La crise du Covid en basculant une large partie des activités de services en travail distant n’a fait que rendre ces changements plus évidents. Individualisation du travail, multiplication des processus qui dilate le temps de travail, isolement, perte de sens et de vision collective, les salariés et managers que nous avons interrogés en février 2021 le confirment : « Les gens sont concentrés sur leur fonction et ne voient plus l’implication de leur travail dans la chaine ». « Chez nous on travaille sur une espèce de charte pour expliquer aux gens qui on est et ce qu’on fait. Pour rappeler aux gens pour qui ils travaillent et pourquoi ils le font ».[3]

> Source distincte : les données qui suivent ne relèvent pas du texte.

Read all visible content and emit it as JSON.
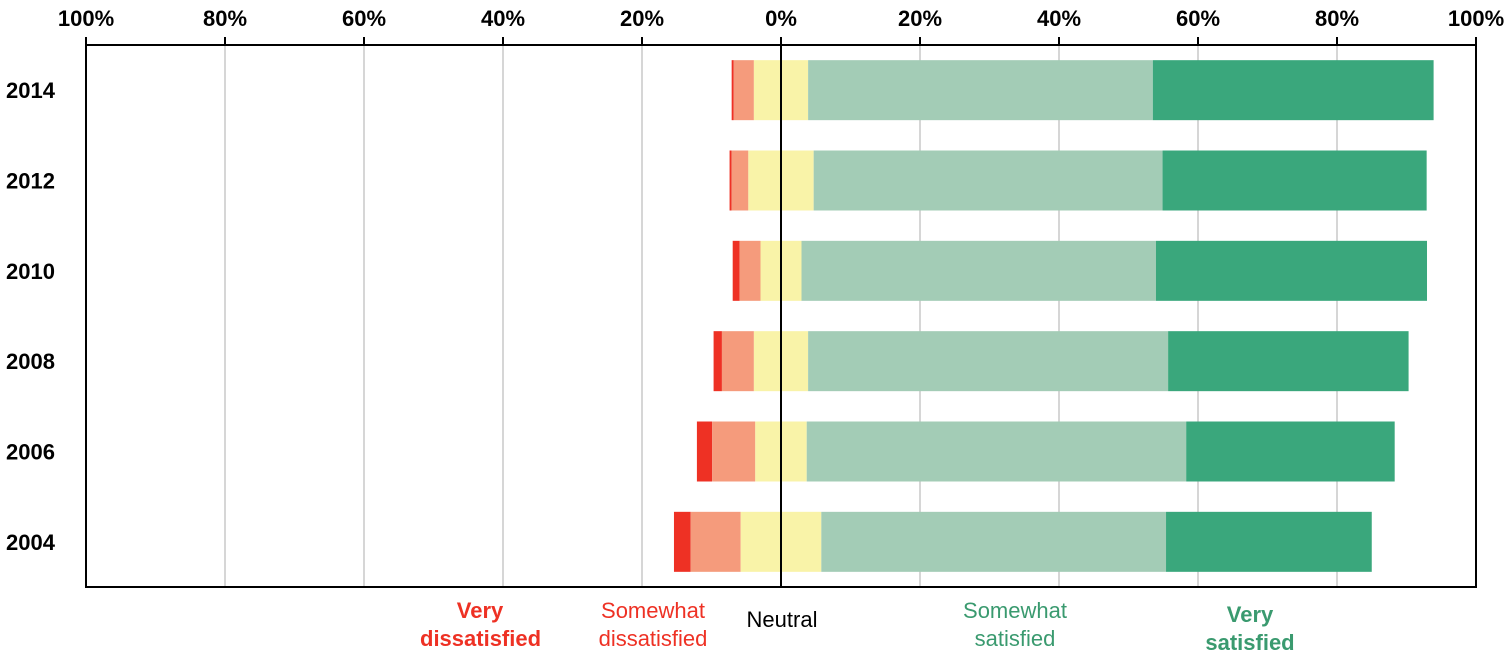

Face à ce constat, comment faire ? Comment rendre l’organisation du travail efficace ? Faut-il revenir en arrière et supprimer toutes les technologies digitales ? Le retour sur le lieu de travail avec des bureaux attitrés est-il la solution ?  Très certainement non car malgré tous leurs défauts ces démarches ont eu du bon. En tout premier lieu, elles ont permis aux salariés et aux entreprises de faire face à la crise. Si les salariés n’avaient pas été acculturés à ces modes d’organisation, la crise aurait été vécue de façon encore plus violente et ses conséquences auraient certainement été encore plus dramatiques qu’elles ne le sont aujourd’hui. Ensuite parce que ces démarches ont ouvert des zones de créativité, de liberté et d’autonomie utiles à la fois pour le bien-être des salariés et pour leur productivité. Toutefois, l’expérience de la crise Covid révèle que dans beaucoup d’organisations l’usage des technologies digitales pour le travail n’est pas mature. Leur introduction ne peut pas être une simple superposition à des processus de circulation de l’information existant déjà. Ces technologies de l’information sont techniquement relativement simples à déployer comparativement à celles des générations précédentes. Mais la relative simplicité technique ne doit pas masquer l’ampleur du travail de reconfiguration informationnelle et organisationnelle que nécessite leur déploiement. La transversalité que peut permettre l’usage des technologies digitales doit être pensée et construite en cohérence avec des processus hiérarchiques nécessaires à l’activité de la très grande majorité des organisations.

La crise du Covid peut être une opportunité de prise de conscience des paradoxes nés de ces reconfigurations organisationnelles et technologiques dans les entreprises de ces dernières années. Les entreprises bénéficieraient à profiter de la période de sortie de crise pour co-construire un cadre d’action partagé entre salariés et managers indiquant pour chaque tâche/activité les modalités de circulation de l’information (présentiel/distanciel/hybride/avec technologies/ sans technologie…) et les processus de réalisation de ces tâches.  Ce cadre permettrait à chacun de retrouver ces repères et à l’organisation d’éviter de se dissoudre dans des tribus vivant sur des « territoires de travail »…

« Dans mon entreprise, je constate qu’il y a plusieurs communautés qui se regroupent toutes seules sans avoir besoin d’être dans l’entreprise. Aussi je me demande si dans les entreprises, ces communautés qui se regroupent toutes seules sans besoin d’être dans l’entreprise, est-ce que ce n’est pas un éclatement ? ».[4]

Eh bien si ! C’est un éclatement ou plutôt une dislocation d’un collectif autrefois mobilisé autour d’une mission, d’un projet d’entreprendre ensemble. Et cette dislocation au profit de groupes sociaux informels n’est pas forcément un progrès ni pour l’entreprise et surtout pas pour le salarié.

[1] A. Dudézert, C. Fuhrer, M. Kalika, F. Laval, O. .Lavastre, J. Moscarola, « Transformer la crise en opportunités : le vécu des managers et salariés », Livre Blanc Business Science Institute/Le Sphinx, avril 2021 [2] « Transformer la crise en opportunités : le vécu des managers et salariés », déc. 2020-avril 2021. [3] Ibid. [4] Ibid.